ISLAMABAD: In an attempt to slash vehicle prices in the country by lowering duties on cars, jeeps, and auto parts, the federal government has begun the process of reconfiguring tariff lines for the automobile sector under the new National Tariff Policy (NTP).
Commerce Secretary Jawad Paul told the National Assembly Standing Committee on Finance that the full implementation of tariff reform could bring customs duties down to 25-50 percent in respect of vehicles and auto parts from nearly 156 percent in the maximum duty structure to around 74 percent.
“The idea is to make vehicles relatively cheaper for the masses while enhancing competition for local assemblers in the auto industry,” the secretary of commerce said.
The proposal envisages reducing duties and regulatory charges by Rs 143.4 billion through rationalisation of tariffs by cutting down thousands of tariff lines by one level in the second year, in keeping with NTP.
The government is moving towards fewer and less protective tariff slabs and fewer import restrictions for common items to increase competition. It has been stipulated that in the second year, the second phase of tariff rationalisation of duties and regulatory charges will be reduced by Rs143.4 billion.
However, while prices of vehicles and parts will fall, consumers will have more choice, while local manufacturers may suffer losses from a surge in the imports of cars.
Under the International Monetary Fund-supported programme, the government is all set to reduce protection in the automobile sector gradually.

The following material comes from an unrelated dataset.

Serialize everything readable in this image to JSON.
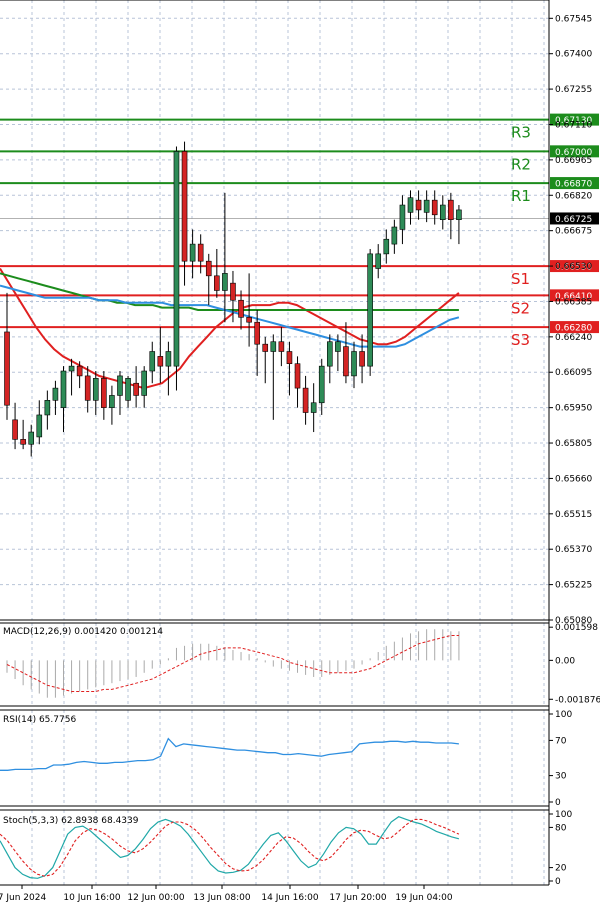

Differing Views Delay Tariff Reform Finalisation. Pakistan is also required to continue reform measures in the automobile sector to have it on a path for more competition and efficiency, with gradually lowering tariff barriers for greater competition.

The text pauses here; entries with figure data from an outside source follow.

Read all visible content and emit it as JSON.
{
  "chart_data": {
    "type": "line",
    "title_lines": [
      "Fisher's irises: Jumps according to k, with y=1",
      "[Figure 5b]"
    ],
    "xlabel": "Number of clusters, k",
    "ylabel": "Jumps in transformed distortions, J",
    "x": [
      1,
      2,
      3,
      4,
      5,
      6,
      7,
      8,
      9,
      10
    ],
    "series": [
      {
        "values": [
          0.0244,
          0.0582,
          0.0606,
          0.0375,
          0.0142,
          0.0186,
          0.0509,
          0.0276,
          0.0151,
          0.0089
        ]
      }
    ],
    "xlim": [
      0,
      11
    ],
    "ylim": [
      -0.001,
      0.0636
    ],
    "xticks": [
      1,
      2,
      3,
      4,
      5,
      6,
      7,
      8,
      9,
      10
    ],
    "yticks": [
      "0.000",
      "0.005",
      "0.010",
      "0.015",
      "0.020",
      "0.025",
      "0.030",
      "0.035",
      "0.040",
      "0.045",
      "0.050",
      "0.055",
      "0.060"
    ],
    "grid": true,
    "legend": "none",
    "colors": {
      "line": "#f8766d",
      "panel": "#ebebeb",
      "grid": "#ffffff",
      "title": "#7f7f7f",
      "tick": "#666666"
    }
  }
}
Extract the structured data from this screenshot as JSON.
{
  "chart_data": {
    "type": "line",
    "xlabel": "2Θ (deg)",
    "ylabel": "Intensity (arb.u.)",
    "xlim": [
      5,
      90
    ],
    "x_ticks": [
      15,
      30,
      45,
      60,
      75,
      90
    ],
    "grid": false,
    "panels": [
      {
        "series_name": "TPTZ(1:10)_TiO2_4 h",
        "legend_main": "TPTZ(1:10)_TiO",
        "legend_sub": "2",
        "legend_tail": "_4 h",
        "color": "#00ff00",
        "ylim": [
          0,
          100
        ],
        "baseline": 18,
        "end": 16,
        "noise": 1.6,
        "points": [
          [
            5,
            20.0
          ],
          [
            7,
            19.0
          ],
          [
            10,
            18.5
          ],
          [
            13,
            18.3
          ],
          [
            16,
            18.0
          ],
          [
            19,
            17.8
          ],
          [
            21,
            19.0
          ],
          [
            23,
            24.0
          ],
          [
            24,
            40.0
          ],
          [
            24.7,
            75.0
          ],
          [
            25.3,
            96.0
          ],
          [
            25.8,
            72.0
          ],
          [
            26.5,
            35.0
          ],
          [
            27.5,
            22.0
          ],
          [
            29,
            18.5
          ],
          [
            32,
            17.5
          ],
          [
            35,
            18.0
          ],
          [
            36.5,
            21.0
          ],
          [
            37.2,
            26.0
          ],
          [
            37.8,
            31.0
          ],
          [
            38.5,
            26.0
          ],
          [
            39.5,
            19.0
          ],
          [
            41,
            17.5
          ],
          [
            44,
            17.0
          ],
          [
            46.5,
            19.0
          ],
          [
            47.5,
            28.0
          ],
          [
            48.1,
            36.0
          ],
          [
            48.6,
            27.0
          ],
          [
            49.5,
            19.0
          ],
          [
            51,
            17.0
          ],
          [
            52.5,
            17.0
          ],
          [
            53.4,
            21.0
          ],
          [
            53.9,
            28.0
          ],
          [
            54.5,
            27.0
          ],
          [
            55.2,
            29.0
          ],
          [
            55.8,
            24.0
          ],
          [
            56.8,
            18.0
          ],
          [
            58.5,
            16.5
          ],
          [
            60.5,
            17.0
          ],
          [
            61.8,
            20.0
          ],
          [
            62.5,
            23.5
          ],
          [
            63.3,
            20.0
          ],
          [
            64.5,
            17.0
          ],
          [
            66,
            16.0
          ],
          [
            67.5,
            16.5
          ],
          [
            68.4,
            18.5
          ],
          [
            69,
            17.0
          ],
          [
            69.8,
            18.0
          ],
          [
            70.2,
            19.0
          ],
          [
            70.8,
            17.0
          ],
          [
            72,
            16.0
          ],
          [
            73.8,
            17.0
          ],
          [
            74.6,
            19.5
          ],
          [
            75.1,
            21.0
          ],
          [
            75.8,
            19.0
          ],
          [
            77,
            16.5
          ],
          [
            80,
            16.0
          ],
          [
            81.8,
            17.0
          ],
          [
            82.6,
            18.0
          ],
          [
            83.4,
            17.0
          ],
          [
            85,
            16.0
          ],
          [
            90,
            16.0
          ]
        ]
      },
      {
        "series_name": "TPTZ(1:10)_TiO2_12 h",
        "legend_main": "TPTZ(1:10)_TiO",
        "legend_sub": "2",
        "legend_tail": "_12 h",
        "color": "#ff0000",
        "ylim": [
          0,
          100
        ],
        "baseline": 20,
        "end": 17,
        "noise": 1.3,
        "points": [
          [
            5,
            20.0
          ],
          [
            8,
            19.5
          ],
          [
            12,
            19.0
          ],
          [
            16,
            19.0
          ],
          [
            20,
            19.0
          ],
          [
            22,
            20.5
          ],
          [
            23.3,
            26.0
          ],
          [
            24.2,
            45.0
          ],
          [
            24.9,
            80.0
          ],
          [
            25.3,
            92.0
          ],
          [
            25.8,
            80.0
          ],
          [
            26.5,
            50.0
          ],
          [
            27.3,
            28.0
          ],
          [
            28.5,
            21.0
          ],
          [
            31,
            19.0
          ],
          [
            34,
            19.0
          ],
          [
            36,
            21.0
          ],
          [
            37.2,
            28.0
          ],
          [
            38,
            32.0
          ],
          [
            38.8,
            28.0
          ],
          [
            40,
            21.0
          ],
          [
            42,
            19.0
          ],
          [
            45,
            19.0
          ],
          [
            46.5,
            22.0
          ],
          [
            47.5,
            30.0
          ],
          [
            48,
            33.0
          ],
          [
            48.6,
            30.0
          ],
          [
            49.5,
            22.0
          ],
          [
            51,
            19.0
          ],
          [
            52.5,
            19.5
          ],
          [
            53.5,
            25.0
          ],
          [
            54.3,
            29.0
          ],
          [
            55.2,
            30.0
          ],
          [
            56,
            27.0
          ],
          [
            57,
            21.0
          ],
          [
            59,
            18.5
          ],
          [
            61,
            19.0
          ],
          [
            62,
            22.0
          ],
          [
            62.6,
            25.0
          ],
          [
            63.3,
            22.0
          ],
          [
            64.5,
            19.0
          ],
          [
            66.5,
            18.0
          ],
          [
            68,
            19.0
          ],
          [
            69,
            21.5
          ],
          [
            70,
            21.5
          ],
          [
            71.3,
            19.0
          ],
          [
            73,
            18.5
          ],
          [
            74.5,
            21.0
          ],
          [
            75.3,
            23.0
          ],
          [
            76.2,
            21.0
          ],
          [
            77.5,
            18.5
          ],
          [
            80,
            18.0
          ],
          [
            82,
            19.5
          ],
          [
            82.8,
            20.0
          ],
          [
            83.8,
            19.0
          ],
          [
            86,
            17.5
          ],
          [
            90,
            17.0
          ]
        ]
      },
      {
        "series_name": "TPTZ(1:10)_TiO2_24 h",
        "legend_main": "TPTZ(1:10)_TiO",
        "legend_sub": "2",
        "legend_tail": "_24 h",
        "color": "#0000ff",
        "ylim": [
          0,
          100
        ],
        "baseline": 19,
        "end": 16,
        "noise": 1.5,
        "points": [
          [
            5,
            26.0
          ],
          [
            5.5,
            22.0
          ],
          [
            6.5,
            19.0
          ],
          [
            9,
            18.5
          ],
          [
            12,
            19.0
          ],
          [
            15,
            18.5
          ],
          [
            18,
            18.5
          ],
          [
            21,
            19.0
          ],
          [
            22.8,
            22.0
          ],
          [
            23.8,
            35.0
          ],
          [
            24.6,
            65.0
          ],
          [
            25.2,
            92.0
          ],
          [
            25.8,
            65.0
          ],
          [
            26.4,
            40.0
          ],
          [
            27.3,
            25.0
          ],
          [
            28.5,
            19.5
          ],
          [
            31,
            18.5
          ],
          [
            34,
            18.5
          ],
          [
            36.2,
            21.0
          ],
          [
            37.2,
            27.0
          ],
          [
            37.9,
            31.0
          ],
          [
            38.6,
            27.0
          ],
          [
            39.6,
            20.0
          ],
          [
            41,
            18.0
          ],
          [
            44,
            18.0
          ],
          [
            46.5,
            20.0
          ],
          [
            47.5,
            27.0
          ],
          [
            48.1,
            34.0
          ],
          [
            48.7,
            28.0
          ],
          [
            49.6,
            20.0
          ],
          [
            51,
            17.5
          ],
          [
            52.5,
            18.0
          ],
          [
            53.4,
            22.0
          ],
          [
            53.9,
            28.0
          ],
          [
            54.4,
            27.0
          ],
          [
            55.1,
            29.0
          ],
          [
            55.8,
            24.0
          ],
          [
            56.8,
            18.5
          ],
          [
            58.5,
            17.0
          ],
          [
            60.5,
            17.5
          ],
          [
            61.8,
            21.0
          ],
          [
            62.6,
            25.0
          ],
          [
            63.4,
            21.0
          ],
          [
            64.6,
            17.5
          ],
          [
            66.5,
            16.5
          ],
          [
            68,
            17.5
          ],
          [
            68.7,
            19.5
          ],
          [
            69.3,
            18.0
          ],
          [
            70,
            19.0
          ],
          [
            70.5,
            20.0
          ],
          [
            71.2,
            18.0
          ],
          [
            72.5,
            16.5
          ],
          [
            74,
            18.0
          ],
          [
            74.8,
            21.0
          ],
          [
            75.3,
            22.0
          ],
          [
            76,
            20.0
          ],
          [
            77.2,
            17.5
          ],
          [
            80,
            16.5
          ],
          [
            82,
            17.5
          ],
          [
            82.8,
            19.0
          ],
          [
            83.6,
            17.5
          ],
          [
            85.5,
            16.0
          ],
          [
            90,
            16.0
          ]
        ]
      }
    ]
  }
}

Government officials, however, held back their views on the issue, stating that there exist conflicting opinions and recommendations over liberalizing the auto sector with accelerated and broad-based cuts.
This issue has come to the table from the International Monetary Fund, but still, a consensus could not be forged, and the move remained on hold.
The Pakistani automobile industry is preparing for possibly the biggest reform since the 1990s after the country’s policy framework regarding the current auto policy (AP) expires on June 30 this year, while new measures and an auto framework are expected to be finalized around the same time of the year.